Klolektüre
Wohnungsanzeigen, Bücherverkauf oder Gesuche nach Probanden für psychologische Experimente? Langweilig. Regensburger Studenten zeigen sich um einiges kreativer, wenn es darum geht, Toilettentüren zu verschönern.
Der Tatort
Stimmt es, was man über Geisteswissenschaler munkelt? Sind sie wirklich kreativer als andere Studierende? Zumindest die PT-Toiletten beherbergen einige lyrische Ergüsse der angehenden Philosophen, Theologen und Pädagogen. Sie punkten auf fast jedem Lokus, den das Gebäude zu bieten hat, mit beachtlichem Einfallsreichtum und Humor – bevorzugt in Bibliotheksnähe. Die Tür ist schon komplett vollgeschmiert? Egal! Ein dicker Marker überkritzelt das schon.In Chemie und Physik sieht es damit eher mau aus.
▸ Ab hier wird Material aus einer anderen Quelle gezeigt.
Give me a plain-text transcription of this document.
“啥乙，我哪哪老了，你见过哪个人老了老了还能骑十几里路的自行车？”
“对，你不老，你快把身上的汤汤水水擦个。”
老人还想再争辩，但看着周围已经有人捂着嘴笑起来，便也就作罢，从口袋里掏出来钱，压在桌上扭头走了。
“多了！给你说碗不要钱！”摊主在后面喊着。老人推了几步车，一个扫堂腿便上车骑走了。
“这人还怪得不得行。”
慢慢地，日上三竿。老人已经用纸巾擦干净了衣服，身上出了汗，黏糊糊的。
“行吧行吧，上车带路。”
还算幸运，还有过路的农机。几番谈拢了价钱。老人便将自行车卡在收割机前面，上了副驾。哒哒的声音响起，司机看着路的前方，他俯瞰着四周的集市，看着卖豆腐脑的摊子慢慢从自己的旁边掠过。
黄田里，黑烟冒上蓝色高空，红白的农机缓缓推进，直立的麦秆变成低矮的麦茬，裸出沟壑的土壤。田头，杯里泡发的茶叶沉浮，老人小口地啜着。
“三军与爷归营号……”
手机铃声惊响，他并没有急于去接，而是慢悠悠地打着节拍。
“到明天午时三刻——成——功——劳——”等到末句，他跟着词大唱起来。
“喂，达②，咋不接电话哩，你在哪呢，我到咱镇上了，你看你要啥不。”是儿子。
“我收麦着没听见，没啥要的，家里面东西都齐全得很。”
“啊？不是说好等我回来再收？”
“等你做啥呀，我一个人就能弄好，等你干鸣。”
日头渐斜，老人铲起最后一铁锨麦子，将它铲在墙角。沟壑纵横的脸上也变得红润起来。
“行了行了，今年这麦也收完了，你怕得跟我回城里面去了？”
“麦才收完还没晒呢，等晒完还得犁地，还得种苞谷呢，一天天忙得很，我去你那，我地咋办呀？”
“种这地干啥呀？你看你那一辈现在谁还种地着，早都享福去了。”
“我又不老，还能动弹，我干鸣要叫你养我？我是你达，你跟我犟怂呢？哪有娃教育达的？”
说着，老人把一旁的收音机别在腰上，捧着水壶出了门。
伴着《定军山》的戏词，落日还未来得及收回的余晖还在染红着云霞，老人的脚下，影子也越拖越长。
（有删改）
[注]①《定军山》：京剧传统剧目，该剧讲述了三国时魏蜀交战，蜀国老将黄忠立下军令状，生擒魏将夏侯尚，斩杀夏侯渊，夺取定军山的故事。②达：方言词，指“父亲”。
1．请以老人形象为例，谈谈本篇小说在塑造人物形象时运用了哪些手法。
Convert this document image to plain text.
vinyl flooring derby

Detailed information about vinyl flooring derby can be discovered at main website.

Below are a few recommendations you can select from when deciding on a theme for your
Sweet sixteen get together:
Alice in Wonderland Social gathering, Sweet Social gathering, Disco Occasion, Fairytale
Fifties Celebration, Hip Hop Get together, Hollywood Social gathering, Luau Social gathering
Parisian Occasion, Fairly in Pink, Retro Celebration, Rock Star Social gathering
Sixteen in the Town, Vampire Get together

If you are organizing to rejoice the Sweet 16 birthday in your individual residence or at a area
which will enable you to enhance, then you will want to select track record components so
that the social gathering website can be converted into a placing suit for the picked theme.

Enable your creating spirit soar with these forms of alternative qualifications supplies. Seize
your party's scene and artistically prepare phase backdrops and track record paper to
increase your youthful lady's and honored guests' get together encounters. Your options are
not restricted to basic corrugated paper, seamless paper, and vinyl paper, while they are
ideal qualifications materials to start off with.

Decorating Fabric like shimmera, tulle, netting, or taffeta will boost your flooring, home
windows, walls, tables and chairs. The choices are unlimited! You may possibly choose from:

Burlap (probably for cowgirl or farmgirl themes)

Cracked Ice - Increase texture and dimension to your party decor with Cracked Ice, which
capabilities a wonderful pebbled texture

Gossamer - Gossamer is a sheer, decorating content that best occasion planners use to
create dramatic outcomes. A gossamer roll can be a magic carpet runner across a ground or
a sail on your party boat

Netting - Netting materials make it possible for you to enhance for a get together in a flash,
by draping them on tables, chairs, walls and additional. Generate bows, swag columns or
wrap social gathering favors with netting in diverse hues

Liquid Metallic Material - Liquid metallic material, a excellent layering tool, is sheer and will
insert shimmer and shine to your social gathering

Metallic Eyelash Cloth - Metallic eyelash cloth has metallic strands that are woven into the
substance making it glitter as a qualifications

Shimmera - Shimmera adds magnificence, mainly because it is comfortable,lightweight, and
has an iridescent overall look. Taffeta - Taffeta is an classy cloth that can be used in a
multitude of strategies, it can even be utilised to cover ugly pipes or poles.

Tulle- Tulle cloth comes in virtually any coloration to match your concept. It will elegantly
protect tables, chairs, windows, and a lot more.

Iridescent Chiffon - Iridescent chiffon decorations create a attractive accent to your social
Das psychologische Profil des Täters
Regensburger Wissenschaler waren nach umfangreichen Studien in der Lage, die Klo-Kritzler in zwei Hauptgruppen zu unterteilen: die äußerst kreativen und einfallsreichen Prokrastinierer und die feurigen Weltverbesserer. Ein Indiz dafür, dass es sich um Prokrastinierer handelt, ist die Nähe des Haupttatortes zur PT-Bib: ein Raum voll grübelnder und verzweifelter Hochschüler. Da kann es schon passieren, dass sich die Täter von den Bekundungen auf der Latrinentüre ablenken lassen und ihren Kummer einfach niederschreiben müssen. Die Tür wirkt in diesem Moment viel verständnisvoller als der eigene Laptop. Der ist schließlich zum größten Feind geworden, seit er ein Unheil verkündendes Word-Dokument mit dem Titel Hausarbeit beherbergt. Die leidenschaftlichen Weltverbesserer helfen, wo sie nur können: ein Rechtschreibfehler eines anderen Toilettenmalers? Gar kein Problem! Beziehungstipps? Eine ihrer leichtesten Aufgaben! Leider weiß nicht jeder diese Hilfsbereitschaft zu schätzen. Das führt die auf den Plan, die die Welt noch stärker zu verbessern wissen, es beginnt ein Wettbewerb um den klügsten und wortgewandtesten Spruch.
Opfer
Die anonymen Toiletten-Kritzler wenden sich an ähnlich verzweifelte Studenten, die in den Vorlesungen und Kneipen zu schüchtern sind, ihre Meinung zu äußern. »Wie lerne ich richtig für Klausuren?« oder »Ich bin schwanger von meinem 14-jährigen Nachhilfeschüler!«, sind Fragen und Hilferufe, die sie an ihre Kommilitonen, beziehungsweise die Klotüre, richten. So haben auch die eher Zurückhaltenden die Möglichkeit, ihre Beziehungstipps und Ratschläge an den Klogänger zu bringen. Aber nicht alle Täter sind so hilfsbereit.
Kommunikationsforscher haben herausgefunden, dass sich manche von ihnen gezielt an Studenten richten, die gerade selbst wegen gescheiterter Beziehungen oder Stress mit Freunden unglücklich sind. Die Opfer klammern sich an jeden Strohhalm, der ihnen Hoffnung zu versprechen scheint – genau das erkennen die Latrinen-Bemaler und versuchen sie zu beeinflussen: Sie nutzen die unschuldigen Toilettentüren für ihre niederträchtigen Vergeltungspläne an ihren Ex-Partnern und ziehen die Opfer in den Bann ihrer Rache.
Die geheime Botschaft
»Du lebst 88 Jahre und stirbst in Sekunden«, verkündete ein besonders weiser Student. Immerhin einfallsreicher, als ein einfaches »YOLO« an die Toilettentür zu klatschen. Doch was steckt sonst hinter den Nachrichten? Die Redaktion verbrachte Wochen damit, einen als Handynummer von Großer Penis getarnten Geheimcode zu entschlüsseln – ohne Erfolg. Auch eine verschwörerische Botschaft von E.T. gibt Rätsel auf. Dutzende Kreuztabellen mit scheinbar verwandten Sprüchen führten nur zu mehr Verwirrung. Es wird wohl noch dauern, bis die Wissenschaft die komplexen Gedankengänge der Klo-Kritzler entschlüsseln kann.